The single-user mastodon instance that I created a while back has just been doing its thing for a while.
I didn’t add a relay so the only stuff I saw was directly followed users.
A couple of weeks ago, I added https://bigrelay.social/inbox
to feed some of the hashtags I’m following.
This caused some emails to show up from Honeycomb about my usage going way up!
One thing Honeycomb does is forgive the excess events for a few days to give you time to deal with it without being too aggressive. It took me more than a week to get to it. Since this delay spanned the start of a new month, the forgiveness covered half the days of overage.
What to do about it?
We have a few options to reduce the amount of traffic to Honeycomb from a system.
- Deploy Refinery into the Kubernetes cluster running Mastodon and sample out some of the traces
- Deploy an OpenTelemetry Collector and filter out some of the spans
- Thin out the traces but keep the useful bits
There are benefits and drawbacks to each of these but the main drawback is the additional complexity of running another piece of software. To avoid taking on this burden, I’m not going to do 1 or 2 unless it’s really required.
Where are these events coming from?
Over the last 2 weeks, the increase in Sidekiq activity was the primary increase in events sent to Honeycomb.
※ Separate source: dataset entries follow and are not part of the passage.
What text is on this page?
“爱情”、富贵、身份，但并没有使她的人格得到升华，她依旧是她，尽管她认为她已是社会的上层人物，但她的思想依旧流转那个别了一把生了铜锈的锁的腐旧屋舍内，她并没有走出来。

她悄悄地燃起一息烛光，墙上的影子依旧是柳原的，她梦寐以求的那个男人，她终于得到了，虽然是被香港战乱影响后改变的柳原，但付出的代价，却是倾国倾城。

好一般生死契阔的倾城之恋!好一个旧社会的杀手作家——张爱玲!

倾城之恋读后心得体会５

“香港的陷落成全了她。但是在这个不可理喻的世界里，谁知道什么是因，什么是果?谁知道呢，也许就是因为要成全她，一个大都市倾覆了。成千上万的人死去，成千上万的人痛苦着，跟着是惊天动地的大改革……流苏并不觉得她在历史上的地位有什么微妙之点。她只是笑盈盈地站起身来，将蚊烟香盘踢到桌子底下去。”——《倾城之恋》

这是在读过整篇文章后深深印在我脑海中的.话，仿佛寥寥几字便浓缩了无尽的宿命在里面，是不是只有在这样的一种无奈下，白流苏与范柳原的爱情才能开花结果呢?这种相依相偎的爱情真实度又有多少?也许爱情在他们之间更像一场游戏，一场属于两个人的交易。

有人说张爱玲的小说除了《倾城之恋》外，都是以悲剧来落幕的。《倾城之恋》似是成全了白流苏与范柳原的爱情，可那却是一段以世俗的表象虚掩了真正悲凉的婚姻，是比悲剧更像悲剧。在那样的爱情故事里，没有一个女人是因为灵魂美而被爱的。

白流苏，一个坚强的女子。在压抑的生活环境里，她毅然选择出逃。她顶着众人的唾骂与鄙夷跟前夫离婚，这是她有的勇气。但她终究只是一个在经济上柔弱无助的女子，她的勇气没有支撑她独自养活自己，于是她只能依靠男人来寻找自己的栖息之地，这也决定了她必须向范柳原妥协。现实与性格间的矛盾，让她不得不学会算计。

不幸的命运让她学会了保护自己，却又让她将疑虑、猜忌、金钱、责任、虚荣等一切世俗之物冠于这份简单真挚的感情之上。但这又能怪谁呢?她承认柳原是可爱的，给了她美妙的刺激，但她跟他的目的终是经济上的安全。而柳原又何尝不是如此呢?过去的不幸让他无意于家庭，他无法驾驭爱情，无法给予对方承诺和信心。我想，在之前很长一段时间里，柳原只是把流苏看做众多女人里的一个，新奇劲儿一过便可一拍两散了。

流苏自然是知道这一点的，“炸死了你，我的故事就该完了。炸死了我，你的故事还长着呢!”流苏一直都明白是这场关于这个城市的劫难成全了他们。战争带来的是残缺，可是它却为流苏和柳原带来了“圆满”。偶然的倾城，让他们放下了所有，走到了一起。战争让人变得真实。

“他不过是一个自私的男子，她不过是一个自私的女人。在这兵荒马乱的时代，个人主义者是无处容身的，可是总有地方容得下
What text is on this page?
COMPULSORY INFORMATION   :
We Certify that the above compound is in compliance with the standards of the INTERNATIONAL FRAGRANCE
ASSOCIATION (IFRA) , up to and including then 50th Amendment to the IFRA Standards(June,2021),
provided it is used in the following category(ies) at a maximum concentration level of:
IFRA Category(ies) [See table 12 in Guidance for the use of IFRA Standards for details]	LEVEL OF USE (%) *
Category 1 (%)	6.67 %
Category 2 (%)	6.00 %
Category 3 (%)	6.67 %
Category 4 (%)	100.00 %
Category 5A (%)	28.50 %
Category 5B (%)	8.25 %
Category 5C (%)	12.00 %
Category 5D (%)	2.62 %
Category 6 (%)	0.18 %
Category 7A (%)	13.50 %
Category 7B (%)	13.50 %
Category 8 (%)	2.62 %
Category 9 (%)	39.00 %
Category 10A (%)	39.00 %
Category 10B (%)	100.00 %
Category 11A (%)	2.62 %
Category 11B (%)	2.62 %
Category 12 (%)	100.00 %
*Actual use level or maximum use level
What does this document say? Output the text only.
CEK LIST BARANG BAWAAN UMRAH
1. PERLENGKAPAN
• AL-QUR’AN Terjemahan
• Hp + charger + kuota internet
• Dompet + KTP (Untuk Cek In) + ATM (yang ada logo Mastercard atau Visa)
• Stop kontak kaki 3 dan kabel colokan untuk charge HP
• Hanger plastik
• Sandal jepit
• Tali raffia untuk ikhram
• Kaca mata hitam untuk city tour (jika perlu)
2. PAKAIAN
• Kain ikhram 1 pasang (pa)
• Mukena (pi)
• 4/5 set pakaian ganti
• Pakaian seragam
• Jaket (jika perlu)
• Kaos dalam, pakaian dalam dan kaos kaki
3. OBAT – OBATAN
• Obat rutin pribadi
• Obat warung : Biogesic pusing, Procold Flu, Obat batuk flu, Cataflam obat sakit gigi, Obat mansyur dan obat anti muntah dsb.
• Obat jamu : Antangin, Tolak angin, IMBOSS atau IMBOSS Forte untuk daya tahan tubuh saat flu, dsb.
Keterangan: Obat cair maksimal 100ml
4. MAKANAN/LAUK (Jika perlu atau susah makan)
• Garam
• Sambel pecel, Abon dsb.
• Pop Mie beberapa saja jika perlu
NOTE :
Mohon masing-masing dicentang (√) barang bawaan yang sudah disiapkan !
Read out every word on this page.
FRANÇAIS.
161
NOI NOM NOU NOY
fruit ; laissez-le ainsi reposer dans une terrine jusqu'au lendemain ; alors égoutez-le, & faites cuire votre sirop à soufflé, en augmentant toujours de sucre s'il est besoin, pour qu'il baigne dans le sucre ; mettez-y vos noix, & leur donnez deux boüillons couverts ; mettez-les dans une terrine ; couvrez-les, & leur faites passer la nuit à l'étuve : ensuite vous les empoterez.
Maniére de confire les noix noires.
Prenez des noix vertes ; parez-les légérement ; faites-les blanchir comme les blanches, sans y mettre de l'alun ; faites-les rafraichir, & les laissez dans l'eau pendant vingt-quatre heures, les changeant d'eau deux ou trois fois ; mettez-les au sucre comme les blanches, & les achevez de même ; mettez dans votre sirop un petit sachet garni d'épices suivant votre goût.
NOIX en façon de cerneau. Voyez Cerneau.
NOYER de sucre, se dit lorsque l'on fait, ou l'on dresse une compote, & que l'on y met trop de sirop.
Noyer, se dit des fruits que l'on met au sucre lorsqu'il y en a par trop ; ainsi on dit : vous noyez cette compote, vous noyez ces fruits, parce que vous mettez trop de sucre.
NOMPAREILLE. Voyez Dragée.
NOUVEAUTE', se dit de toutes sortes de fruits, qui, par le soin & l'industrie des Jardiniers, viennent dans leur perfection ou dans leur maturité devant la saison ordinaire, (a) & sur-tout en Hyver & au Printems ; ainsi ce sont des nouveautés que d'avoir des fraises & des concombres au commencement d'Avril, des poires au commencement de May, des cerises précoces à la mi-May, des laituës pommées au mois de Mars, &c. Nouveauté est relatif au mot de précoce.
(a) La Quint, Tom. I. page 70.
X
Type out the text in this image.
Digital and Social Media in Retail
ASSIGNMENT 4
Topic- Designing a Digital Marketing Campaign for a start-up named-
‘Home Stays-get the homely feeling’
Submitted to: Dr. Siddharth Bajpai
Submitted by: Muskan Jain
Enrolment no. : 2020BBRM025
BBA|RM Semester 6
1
Of these, the biggest pile of spans are from Redis
which is a memory cache that is accessed very frequently.
What’s in these spans?
- Durations in microseconds (less than 1/10th of a millisecond)
- Information about the instrumentation emitting the span
- Information about the process (not different from parent span)
- 2 fields about the activity:
db.system
which is always “redis” anddb.statement
which isn’t very valuable.
The collection of them is interesting for someone writing the code and maintaining it. The huge amount of nearly identical queries typically indicates an N+1 issue where a set query would work better than individual queries. Since this is a memory cache rather than a real database, that may not hold true. Either way, from an operator perspective, these are not very useful.
I don’t want to code to fix this!
Thanks to some nice conventions in OpenTelemetry, most auto-instrumentation can be enabled and disabled via environment variables.
I just had to go into the sidekiq deployment in my fork of the helm chart and set the environment variable OTEL_RUBY_INSTRUMENTATION_REDIS_ENABLED
to false
.
After deploying, you can check it with:
$ kubectl get deploy -n mastodon-bfd mastodon-bfd-sidekiq-all-queues -o yaml | grep -A5 -B11 OTEL
env:
- name: DB_PASS
valueFrom:
secretKeyRef:
key: password
name: mastodon-bfd-postgresql
- name: REDIS_PASSWORD
valueFrom:
secretKeyRef:
key: redis-password
name: mastodon-bfd-redis
- name: OTEL_RUBY_INSTRUMENTATION_REDIS_ENABLED
value: "false"
envFrom:
- configMapRef:
name: mastodon-bfd-env
10 minutes later
Now that the redis stuff is gone, the sidekiq traces are much smaller.
What are we missing now?
Here’s a comparison of the old trace to the new trace.
Now to look at a trace of the same activity without Redis.
We can still probably reduce the volume of these significantly by relying on ActiveRecord rather than the mostly-duplicated postgres gem. For now we can leave that alone.
Prioritizing synchronous traffic
The changes I’ve made above are to the async, federation activities performed by Sidekiq. Some Sidekiq activities are nearly-synchronous so I don’t want to eliminate tracing entirely, but this is a nice way to get the vast majority of the value with a fraction of the events.
All of the instrumentation is still enabled on the web
and streaming
pods since they have a separate set of environment variables.
The extra noise from the redis calls there isn’t enough to benefit greatly from removing them.
If the instance suddenly starts getting a huge amount of additional web traffic, I will revisit that.
Probably a week or 2 after getting alerts from Honeycomb about excessive event volume.
Reviewing a few hours later
I asked Honeycomb to show me how many spans were coming through vs how many traces were coming through. Then I had it pop up the comparison to a week ago (to preserve time-of-day fluctuations).
Now we have fewer low-value events per trace with the same number of traces.
Perfect.
What about web traffic?!
Running the same report as above on all the data, including infrastructure metrics and everything else shows only 50,000 more spans over the course of an hour. That’s like 13 eps where the problems were coming in batches of 8000+ spans in a single 30-second trace.